1 After connecting to your local database in that cluster, you can query shared objects using a three-part notation similar to querying any other local database object, using the notation
<database>.<schema>.<view/table>:
select count(*) from sales.reporting_datamart.sales;
2 Create schemas in your local database on the consumer cluster and then build views based on tables from your shared database.
CREATE VIEW reporting_datamart.sales AS SELECT * FROM sales.reporting_datamart.sales with no schema binding;
3 Create external schemas under your local database based on your shared database.
CREATE EXTERNAL SCHEMA 'local_schema_name' FROM REDSHIFT DATABASE 'shared_database_name' SCEHMA 'shared_schema_name'
In our case that would be:
CREATE EXTERNAL SCHEMA 'reporting_datamart' FROM REDSHIFT DATABASE 'sales' SCHEMA 'reporting_datamart'
Note: For this option you won’t need to create any additional objects (tables, views) of this schema since they will be automatically created.
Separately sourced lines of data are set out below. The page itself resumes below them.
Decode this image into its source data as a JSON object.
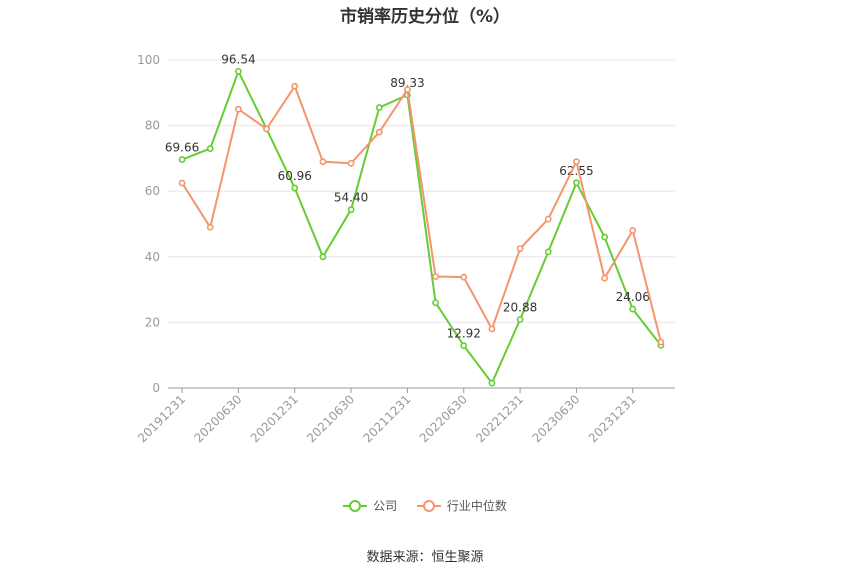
{
  "title": "市销率历史分位（%）",
  "source": "数据来源：恒生聚源",
  "colors": {
    "company": "#66cc33",
    "industry": "#f4956b",
    "grid": "#e6e6ef",
    "axis": "#999999",
    "tick": "#999999"
  },
  "chart_data": {
    "type": "line",
    "title": "市销率历史分位（%）",
    "xlabel": "",
    "ylabel": "",
    "ylim": [
      0,
      100
    ],
    "yticks": [
      0,
      20,
      40,
      60,
      80,
      100
    ],
    "grid": true,
    "legend": "bottom",
    "x_tick_labels": [
      "20191231",
      "20200630",
      "20201231",
      "20210630",
      "20211231",
      "20220630",
      "20221231",
      "20230630",
      "20231231"
    ],
    "categories": [
      "20191231",
      "20200331",
      "20200630",
      "20200930",
      "20201231",
      "20210331",
      "20210630",
      "20210930",
      "20211231",
      "20220331",
      "20220630",
      "20220930",
      "20221231",
      "20230331",
      "20230630",
      "20230930",
      "20231231",
      "20240331"
    ],
    "series": [
      {
        "name": "公司",
        "color": "#66cc33",
        "values": [
          69.66,
          73.0,
          96.54,
          79.0,
          60.96,
          40.0,
          54.4,
          85.5,
          89.33,
          26.0,
          12.92,
          1.5,
          20.88,
          41.5,
          62.55,
          46.0,
          24.06,
          13.0
        ],
        "labels": {
          "0": "69.66",
          "2": "96.54",
          "4": "60.96",
          "6": "54.40",
          "8": "89.33",
          "10": "12.92",
          "12": "20.88",
          "14": "62.55",
          "16": "24.06"
        }
      },
      {
        "name": "行业中位数",
        "color": "#f4956b",
        "values": [
          62.5,
          49.0,
          85.0,
          79.0,
          92.0,
          69.0,
          68.5,
          78.0,
          91.0,
          34.0,
          33.8,
          18.0,
          42.5,
          51.5,
          69.0,
          33.5,
          48.0,
          14.0
        ]
      }
    ]
  }
}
Use Cases and How to Choose the Right Setup
While taking into consideration your reporting tool, other advanced analytics tools, and the workload you anticipate, you need to select one of the 3 options of querying your shared data on the Consumer cluster.
Option 1, where you query the data using a three-part notation is the best if you are starting the work from scratch and every query, report, and dashboard is created as new. If you bring anything that has been developed in your Production cluster, you will have to adjust every query so it would use thethree-part notation. Keep in mind that you can’t connect to this database – you would also need to adjust your connections to use a local database in that cluster.
Option 2 is perhaps the best option since it does not bring any limitations to your work. If you are moving existing work from your Production cluster to the Consumer cluster, make sure you name all your schemas the same as they are named in Production, and also name all your views the same name as the tables or views that you have in Production cluster. This way you will not have to edit any of your existing queries and everything you already have developed will continue to work in the Consumer cluster.
The downside of this approach is that you must create all this views in your local schemas to use them. In cases of a large number of database objects, this could be time-consuming.
Since this will be an external schema, you will not be able to create any other object in this schema. This could be a problem since some tools, like MicroStrategy, create temporary tables as part of their execution. This can lead to complicated adjustments on the side of the tool in form of forcing the tool to use some other local schema for all temporary tables. Also, even if your tools do not need temporary tables, it could be limiting for some of the users since they will not be able to create or use any other objects in these schemas.
AWS Redshift data sharing is an excellent way of segregating different workloads as well as securely sharing your Production data with different departments within the same company. You need to know exactly what your uses cases will be in order to set it up correctly. Otherwise, you could find yourself a couple of months into a new project just to realise that your initial configuration will not work for some new use-cases, and you will have to start over from the beginning. So, make sure you do your due diligence to understand what your shared cluster will be used for so you can choose the best setup for your requirements.